Family Feud: 2010 Edition
What parents need to know
Parents Need to Know
Parents need to know that Family Feud: 2010 Edition, based on the popular television show of the same name, is a fairly blatant example of cross platform merchandising. Like the show, some of the game’s humor has a vaguely mischievous feel, as in one question that asks players to come up with words that could be used to describe both a mattress and a body, and another that requires players to think of sounds over which they have no control. Also, some survey answers may reference alcohol or tobacco (“smoking” and “beer” are among legitimate responses to some survey questions).
What's it about?
If you’ve ever seen the television show, then you’ll know exactly what you’re getting into in FAMILY FEUD: 2010 EDITION. Players select a family, customize its wardrobe and attitude, and then hit the stage to try to come up with the most popular responses to over 1,000 real surveys of 100 people. The formula is nearly identical to that of the game show. Each of the four family members gets a shot at the main podium, buzzing in (by flicking the Wii remote) once they think they have an answer to the current survey question. If they win the buzzer contest they can choose whether they want to try to come up with the rest of the answers themselves or pass the survey over to the other family in hopes that their opponents will fail to name the rest of the most popular responses so that they get a chance to steal all the points by coming up with just one more legitimate answer. After four rounds, the team with the most points moves on to the fast money round, in which players answer the same set of five survey questions with an aim to come up with the most popular answers and win $10,000. Virtual dollars, that is.
Is it any good?
We have one question for Ubisoft: Why no John O’Hurley? He -- along with some of the program’s more outrageous contestants -- infuses the show with personaility and warmth. Without him, it's just about answering survey questions, and the fun of seeing how close you can come to guessing the minds of average Americans has its limits. Plus, coming up with all of a survey’s answers on your own rather than relying on a group of four brains can be challenging -- especially when you need to race the clock to enter each answer.

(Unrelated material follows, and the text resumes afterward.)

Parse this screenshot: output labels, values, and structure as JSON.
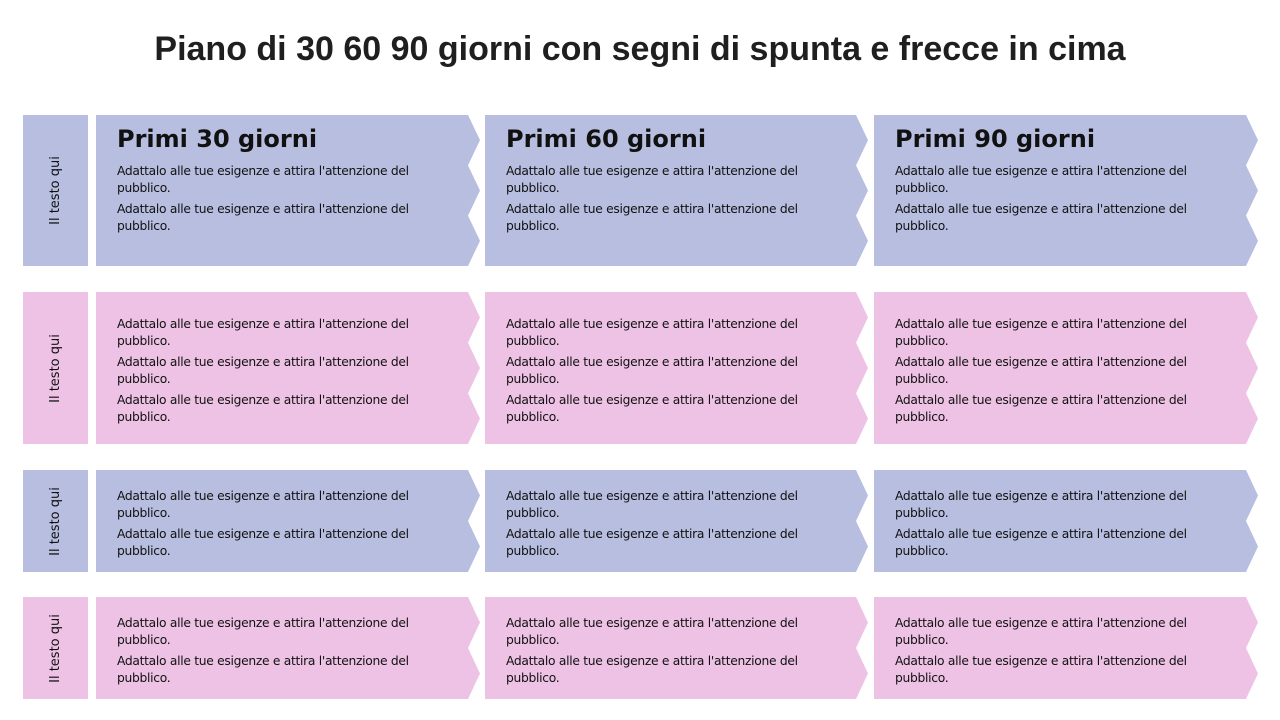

That said, it's not all bad. The game pretty much nails the look and feel of the show. The set is authentic and the survey questions and answers have a familiar flavor. And thanks to a predictive text entry system (players punch in letters using an onscreen keyboard and the Wii remote’s infrared eye), players can actually respond with whatever answer they like -- just like the show -- rather than selecting from a group of suggestions, which would have been an easier, lazier way to design the game. A bargain price might have tipped the scales in the game’s favor -- especially for show fans -- but its steep $39.99 tag makes it hard to recommend.
Families can talk about...
Families can talk about what they get out of games based on TV game shows. Without real money or prizes to be won, what is the objective?
Is it more fun to play games like these with friends or alone? Do you think that the game’s makers have managed to capture the look and feel of the show?